Stress is a powerful stimulant.  It is the reason that our bodies adapt.  When we train we are putting stress on our body so that it will adapt and come back stronger.  Stress is also one of the biggest problems in modern society as people are putting far too much stress on their bodies.  Your body can only handle so much stress before it starts coping in unhealthy ways.  Chronic stress can lead to slowed metabolism, hormone dysfunction, decreased physical performance, injury, trouble sleeping, irritability, and many other issues.  Today I want to talk about stress and how we got to this point in society, what the bad effects of stress are, and give you some ideas to help you de-stress your life.

Modern society is fast paced and performance based.  No one would argue that.  From a very young age we are taught that performance is most important.  We are told to work hard and we can achieve whatever we want.  People who work two or three jobs are glorified, as well as people who work 80 hour weeks.  Perform at all costs is what is taught in schools, at homes, on television, and on the internet.  This performance focuses society is one of the reasons that our country has been so successful, but it has also created a society of overstressed people.  Energy drinks, coffee companies, and supplement companies all thrive as people need to take in artificial stimulants to give them energy to get through the day.  Instead of focusing on reducing stress in their lives, people focus on ways to get more and more energy.  This is a dangerous road to go down and you end up with someone who drinks coffee all day every day, doesn't sleep well, is highly irritable, and performs worse than in the past.  With so many places, experiences, educational avenues, entertainment options, etc. so easily accessible, people are used to running from one thing to the next without ever stopping to take a break.  This leads to disaster.

So what are some of the symptoms of being over stressed?  Let's start with hormone issues.  Cortisol levels get out of whack because your body starts relying on hormones for energy.  It is hard to wake up in the morning (when cortisol is supposed to be highest) and hard to fall asleep at night (when cortisol is supposed to be lowest).  This flip flop of cortisol levels lead to sleep issues which leave you digging yourself deeper and deeper.  People end up relying on adrenaline to get them through the day, leaving their hormones messed up.  This can lead to adrenal fatigue (which is a hot topic and much debated issue but whatever you want to call it is real), sex hormone issues, slowed metabolism, weight gain, reduced cognitive ability (brain fog), reduced athletic performance, and many other issues.  The body quits working as it is supposed to because it is constantly overworked.  The body is very resilient and can adapt to anything after a while but eventually it starts to break down.  If you continue down this path of over stressing then you are setting yourself up for disaster.

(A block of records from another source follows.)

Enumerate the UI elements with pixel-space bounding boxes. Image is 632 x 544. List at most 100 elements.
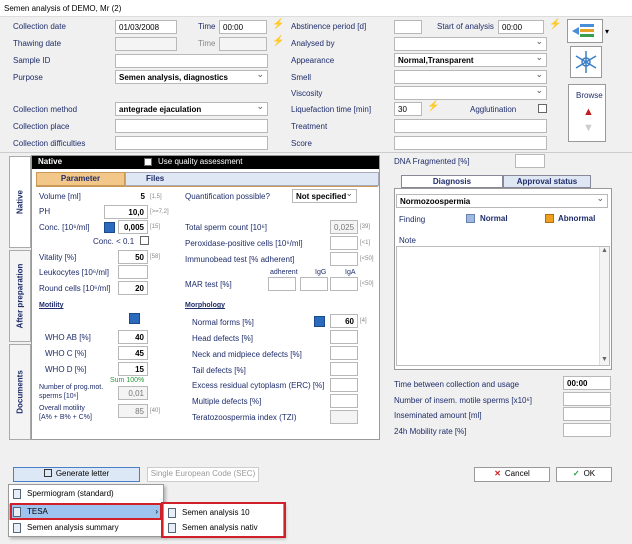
menu-item-summary[interactable]: Semen analysis summary bbox=[9, 520, 163, 536]
diagnosis-select[interactable]: Normozoospermia bbox=[396, 194, 608, 208]
normal-forms-field[interactable]: 60 bbox=[330, 314, 358, 328]
tab-parameter[interactable]: Parameter bbox=[36, 172, 125, 186]
appearance-select[interactable]: Normal,Transparent bbox=[394, 53, 547, 67]
tail-defects-field[interactable] bbox=[330, 362, 358, 376]
prog-motile-field: 0,01 bbox=[118, 386, 148, 400]
morph-calculator-icon[interactable] bbox=[314, 316, 325, 327]
note-scrollbar[interactable]: ▲ ▼ bbox=[599, 247, 609, 365]
score-field[interactable] bbox=[394, 136, 547, 150]
neck-defects-field[interactable] bbox=[330, 346, 358, 360]
window-title: Semen analysis of DEMO, Mr (2) bbox=[4, 4, 122, 13]
side-tab-documents[interactable]: Documents bbox=[9, 344, 31, 440]
native-header: Native Use quality assessment bbox=[32, 156, 379, 169]
mobility-field[interactable] bbox=[563, 423, 611, 437]
erc-field[interactable] bbox=[330, 378, 358, 392]
quality-checkbox[interactable] bbox=[144, 158, 152, 166]
collection-difficulties-label: Collection difficulties bbox=[13, 139, 86, 148]
liquefaction-field[interactable]: 30 bbox=[394, 102, 422, 116]
tab-files[interactable]: Files bbox=[125, 172, 379, 186]
side-tab-native[interactable]: Native bbox=[9, 156, 31, 248]
mar-igg-field[interactable] bbox=[300, 277, 328, 291]
treatment-field[interactable] bbox=[394, 119, 547, 133]
agglutination-label: Agglutination bbox=[470, 105, 517, 114]
cancel-button[interactable]: ✕ Cancel bbox=[474, 467, 550, 482]
conc-lt-checkbox[interactable] bbox=[140, 236, 149, 245]
motility-calculator-icon[interactable] bbox=[129, 313, 140, 324]
agglutination-checkbox[interactable] bbox=[538, 104, 547, 113]
finding-label: Finding bbox=[399, 215, 426, 224]
lightning-icon[interactable]: ⚡ bbox=[272, 19, 284, 30]
insem-field[interactable] bbox=[563, 392, 611, 406]
immuno-field[interactable] bbox=[330, 252, 358, 266]
browse-panel: Browse ▲ ▼ bbox=[568, 84, 606, 142]
sample-id-field[interactable] bbox=[115, 54, 268, 68]
browse-label[interactable]: Browse bbox=[576, 91, 603, 101]
perox-field[interactable] bbox=[330, 236, 358, 250]
purpose-select[interactable]: Semen analysis, diagnostics bbox=[115, 70, 268, 84]
abnormal-finding-icon[interactable] bbox=[545, 214, 554, 223]
insem-amount-field[interactable] bbox=[563, 407, 611, 421]
treatment-label: Treatment bbox=[291, 122, 328, 131]
abstinence-field[interactable] bbox=[394, 20, 422, 34]
time-field[interactable]: 00:00 bbox=[219, 20, 267, 34]
conc-field[interactable]: 0,005 bbox=[118, 220, 148, 234]
head-defects-field[interactable] bbox=[330, 330, 358, 344]
submenu-highlight bbox=[161, 502, 286, 538]
dropdown-arrow-icon[interactable]: ▾ bbox=[605, 27, 609, 37]
sec-button: Single European Code (SEC) bbox=[147, 467, 259, 482]
tab-approval[interactable]: Approval status bbox=[503, 175, 591, 188]
tzi-field bbox=[330, 410, 358, 424]
multiple-defects-field[interactable] bbox=[330, 394, 358, 408]
printer-icon bbox=[43, 469, 52, 477]
arrow-up-icon[interactable]: ▲ bbox=[583, 107, 594, 118]
normal-finding-icon[interactable] bbox=[466, 214, 475, 223]
abnormal-finding-label: Abnormal bbox=[558, 214, 596, 223]
insem-label: Number of insem. motile sperms [x10⁶] bbox=[394, 396, 533, 405]
time-between-label: Time between collection and usage bbox=[394, 380, 520, 389]
vitality-field[interactable]: 50 bbox=[118, 250, 148, 264]
mar-iga-field[interactable] bbox=[330, 277, 358, 291]
collection-difficulties-field[interactable] bbox=[115, 136, 268, 150]
tab-diagnosis[interactable]: Diagnosis bbox=[401, 175, 503, 188]
quant-label: Quantification possible? bbox=[185, 192, 270, 201]
time-between-field[interactable]: 00:00 bbox=[563, 376, 611, 390]
separator bbox=[0, 152, 632, 153]
viscosity-select[interactable] bbox=[394, 86, 547, 100]
volume-field[interactable]: 5 bbox=[104, 190, 148, 204]
arrow-down-icon[interactable]: ▼ bbox=[583, 123, 594, 134]
generate-letter-button[interactable]: Generate letter bbox=[13, 467, 140, 482]
motility-label: Motility bbox=[39, 302, 64, 309]
dna-label: DNA Fragmented [%] bbox=[394, 157, 470, 166]
mar-adherent-field[interactable] bbox=[268, 277, 296, 291]
ph-field[interactable]: 10,0 bbox=[104, 205, 148, 219]
collection-method-label: Collection method bbox=[13, 105, 78, 114]
collection-method-select[interactable]: antegrade ejaculation bbox=[115, 102, 268, 116]
collection-date-field[interactable]: 01/03/2008 bbox=[115, 20, 177, 34]
menu-item-spermiogram[interactable]: Spermiogram (standard) bbox=[9, 486, 163, 502]
calculator-icon[interactable] bbox=[104, 222, 115, 233]
dna-field[interactable] bbox=[515, 154, 545, 168]
who-d-field[interactable]: 15 bbox=[118, 362, 148, 376]
smell-label: Smell bbox=[291, 73, 312, 82]
ph-label: PH bbox=[39, 207, 51, 216]
smell-select[interactable] bbox=[394, 70, 547, 84]
note-textarea[interactable]: ▲ ▼ bbox=[396, 246, 610, 366]
side-tab-after-preparation[interactable]: After preparation bbox=[9, 250, 31, 342]
lightning-disabled-icon: ⚡ bbox=[272, 36, 285, 47]
leukocytes-field[interactable] bbox=[118, 265, 148, 279]
start-time-field[interactable]: 00:00 bbox=[498, 20, 544, 34]
abstinence-label: Abstinence period [d] bbox=[291, 22, 367, 31]
chart-tool-button[interactable] bbox=[567, 19, 603, 43]
freeze-button[interactable] bbox=[570, 46, 602, 78]
quant-select[interactable]: Not specified bbox=[292, 189, 357, 203]
collection-place-field[interactable] bbox=[115, 119, 268, 133]
round-cells-field[interactable]: 20 bbox=[118, 281, 148, 295]
ok-button[interactable]: ✓ OK bbox=[556, 467, 612, 482]
prog-motile-label-2: sperms [10⁶] bbox=[39, 393, 79, 400]
liquefaction-lightning-icon[interactable]: ⚡ bbox=[427, 101, 439, 112]
analysed-by-select[interactable] bbox=[394, 37, 547, 51]
perox-label: Peroxidase-positive cells [10⁶/ml] bbox=[185, 239, 303, 248]
start-lightning-icon[interactable]: ⚡ bbox=[549, 19, 561, 30]
who-ab-field[interactable]: 40 bbox=[118, 330, 148, 344]
who-c-field[interactable]: 45 bbox=[118, 346, 148, 360]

We have established that most people are over stressed.  So what do we do about it?  One of the biggest places that I see this is in people who want to compete at a high level in CrossFit.  They train two or three times a day doing multiple CrossFit workouts a day.  The body can not recover from all of this stress.  My recommendation for these type of people would be to cut back on the high intensity work.  Start spending more time on low intensity work such as aerobic work, mobility work, technique work, etc.  For people who are just training normally then start looking at things outside of the gym as stressors.  The body perceives all stress as the same (whether it is physical, mental, or emotional) so start being aware of what areas of life are causing you the most stress.  The first step is becoming aware of what is causing stress and trying to adjust as needed.  If you can not eliminate or reduce the causes of stress then you need to start adding in more recovery practices.  Focused deep breathing, meditation, salt baths, massage, easy card ( at a conversational pace), stretching, healthier eating, and better planning (go to the grocery store once a week instead of every day) are all ways to help reduce stress.  Another good thing to do is take some extended time off a couple of times a year.  Take a whole week and get off the grid.  Take extended breaks from technology such as social media, Neflix, and the Internet.  We tend to overvalue ourselves and our importance-I promise that if you take some time off the world will continue to go on.  You might have a little extra work when you get back but you will return with a renewed sense of vigor that you did not have before.  Adding any of these things will help to de-stress your life and a continued commitment to them will cause you to reap some tremendous benefits.

Let me close by saying that your body can only handle so much stress.  Once you get past the tipping point, major issues start to occur.  If you are already past this point then you most likely need an extended period to de-stress your life.  If you are not then start focusing on adding in some of these recovery practices in your life.  Start looking at everything as either stressful or restorative.  These two need to be in balance or you will not perform at your peak.  Taking deliberate time off every week, as well as extended periods off throughout the year, will not only help you recover but they will make you MUCH more effective when you are working.  I will leave you with this true story.  Two groups set out for Oregon on the Oregon trail in the 19th century at the same time from the same place.  One of the groups took one day off a week to rest and the other group did not have any scheduled rest.  Who made it to Oregon first?  The group who took a day off a week.  They also arrived in better physical and emotional shape.  Taking time off can feel like you are falling behind but in reality it is setting you up to be even more effective.  This is a hard lesson to learn but one that will change your life for the better.